The Octiv sensor is capable of following fast frequency changes in RF signal. As previously discussed the Octiv analyses the RF data in blocks, where the block covers approximately 5 μs of signal. Each block is analysed independently and the values for harmonics of the signal of interest are extracted from the FFT data block and averaged with corresponding values extracted from previous FFT data blocks. When the RF frequency is changed, the fundamental signal will appear in a different location on the FFT but will remain inside a predefined “search area”. The new fundamental location is used to calculate where the signal harmonics are located. The extracted signal values are averaged as before with the with previous selected signal values. Changes in frequency cause the signal to spread in Fourier space, where the power becomes distributed across the frequencies according to the time spent at those frequencies. This will be observed in the Octiv FFT data when the signal frequency is changing beyond the sensors frequency agility range. The Octiv algorithm selects the peak signal in the range and due to signal being distributed over FFT bins, will report a lower than expected result. The frequency agility range is affected by the block time and the signal windowing used. The configuration used in the Octiv sensor yields a frequency agility range of up to 10 KHz/μs.

Pulse Mode

Pulsed RF sources are being used more frequently in Plasma reactors. The Octiv sensor is capable of providing voltage and current data with resolutions down to 1 us. The Sensor achieves this by using gated block sampling to implement averaging similar to “boxcar averaging” technique. The same time slot within the RF pulse is averaged over successive pulses. This is achieved by having a gating signal synchronised to the RF pulse, which is used to control when a block of data starts sampling. The time slot within the RF pulse can be selected by setting an adjustable delay as shown in Figure 4.

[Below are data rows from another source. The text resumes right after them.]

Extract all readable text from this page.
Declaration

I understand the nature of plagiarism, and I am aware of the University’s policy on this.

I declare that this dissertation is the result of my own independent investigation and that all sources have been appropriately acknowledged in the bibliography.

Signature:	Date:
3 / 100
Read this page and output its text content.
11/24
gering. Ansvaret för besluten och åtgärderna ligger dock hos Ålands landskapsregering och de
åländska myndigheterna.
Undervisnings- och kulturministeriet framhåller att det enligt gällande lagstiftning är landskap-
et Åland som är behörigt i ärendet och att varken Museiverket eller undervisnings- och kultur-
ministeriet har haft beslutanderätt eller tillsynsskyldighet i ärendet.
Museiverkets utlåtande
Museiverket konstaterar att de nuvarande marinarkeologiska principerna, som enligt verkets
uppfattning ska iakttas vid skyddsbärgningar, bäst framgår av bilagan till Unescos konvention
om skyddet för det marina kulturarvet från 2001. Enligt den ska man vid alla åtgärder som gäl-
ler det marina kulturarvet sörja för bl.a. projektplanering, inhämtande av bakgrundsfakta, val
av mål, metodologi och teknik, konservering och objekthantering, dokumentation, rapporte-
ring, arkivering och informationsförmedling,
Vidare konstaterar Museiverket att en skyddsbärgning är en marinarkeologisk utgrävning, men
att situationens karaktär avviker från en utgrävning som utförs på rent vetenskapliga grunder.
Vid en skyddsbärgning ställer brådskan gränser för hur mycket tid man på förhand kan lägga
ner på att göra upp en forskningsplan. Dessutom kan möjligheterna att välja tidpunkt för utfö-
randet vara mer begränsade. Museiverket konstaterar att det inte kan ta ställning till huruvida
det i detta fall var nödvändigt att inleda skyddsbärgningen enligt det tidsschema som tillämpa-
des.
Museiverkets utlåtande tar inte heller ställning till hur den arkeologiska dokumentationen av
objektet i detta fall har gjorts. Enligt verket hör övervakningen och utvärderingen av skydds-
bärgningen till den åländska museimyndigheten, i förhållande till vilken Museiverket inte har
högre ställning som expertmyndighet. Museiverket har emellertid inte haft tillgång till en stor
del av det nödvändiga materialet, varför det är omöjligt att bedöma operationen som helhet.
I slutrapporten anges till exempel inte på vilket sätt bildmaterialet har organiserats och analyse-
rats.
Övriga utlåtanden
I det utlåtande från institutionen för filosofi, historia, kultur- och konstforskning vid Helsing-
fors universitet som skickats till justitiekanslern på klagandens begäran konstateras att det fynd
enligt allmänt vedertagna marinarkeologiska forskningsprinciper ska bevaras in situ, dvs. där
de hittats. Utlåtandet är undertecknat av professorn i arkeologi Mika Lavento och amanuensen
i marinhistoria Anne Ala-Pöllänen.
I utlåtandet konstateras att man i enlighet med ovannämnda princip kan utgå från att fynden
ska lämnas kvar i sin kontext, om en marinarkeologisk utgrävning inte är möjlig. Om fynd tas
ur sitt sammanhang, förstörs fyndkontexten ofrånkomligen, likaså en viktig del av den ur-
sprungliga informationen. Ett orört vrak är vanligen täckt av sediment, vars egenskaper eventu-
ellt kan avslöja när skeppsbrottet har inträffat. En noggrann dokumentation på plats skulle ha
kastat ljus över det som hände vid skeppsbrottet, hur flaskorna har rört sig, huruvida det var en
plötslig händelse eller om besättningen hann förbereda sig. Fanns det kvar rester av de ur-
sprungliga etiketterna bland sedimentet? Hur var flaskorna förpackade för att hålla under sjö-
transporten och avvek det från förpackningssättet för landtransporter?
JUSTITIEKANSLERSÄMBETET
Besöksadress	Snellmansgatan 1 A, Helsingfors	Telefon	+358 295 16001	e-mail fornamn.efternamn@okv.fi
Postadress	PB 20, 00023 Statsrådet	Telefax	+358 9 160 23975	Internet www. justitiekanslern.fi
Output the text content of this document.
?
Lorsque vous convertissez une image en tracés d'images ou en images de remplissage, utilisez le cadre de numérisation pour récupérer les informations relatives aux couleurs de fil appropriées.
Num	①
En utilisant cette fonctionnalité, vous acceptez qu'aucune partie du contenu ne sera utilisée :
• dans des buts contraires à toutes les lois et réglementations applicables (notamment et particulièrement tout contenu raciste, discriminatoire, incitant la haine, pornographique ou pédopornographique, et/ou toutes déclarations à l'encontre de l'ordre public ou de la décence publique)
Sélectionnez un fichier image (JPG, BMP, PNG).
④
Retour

Figure 5. Block sampling logic is gated, synchronised to pulse.

Pulse Profile

The Octiv software can build a RF pulse profile by sweeping the adjustable delay time through the RF pulse period.

Pulse Trending

The Octiv software provide a trending mode for pulsed RF signals. This uses the “boxcar average” technique described above to select and trend a single time-slot with the RF pulse.

References

1Paul Scullin, Michael Hopkins,. Impedans Ltd., (2014). Analysing RF signals from a plasma system. WO2014016357 A3.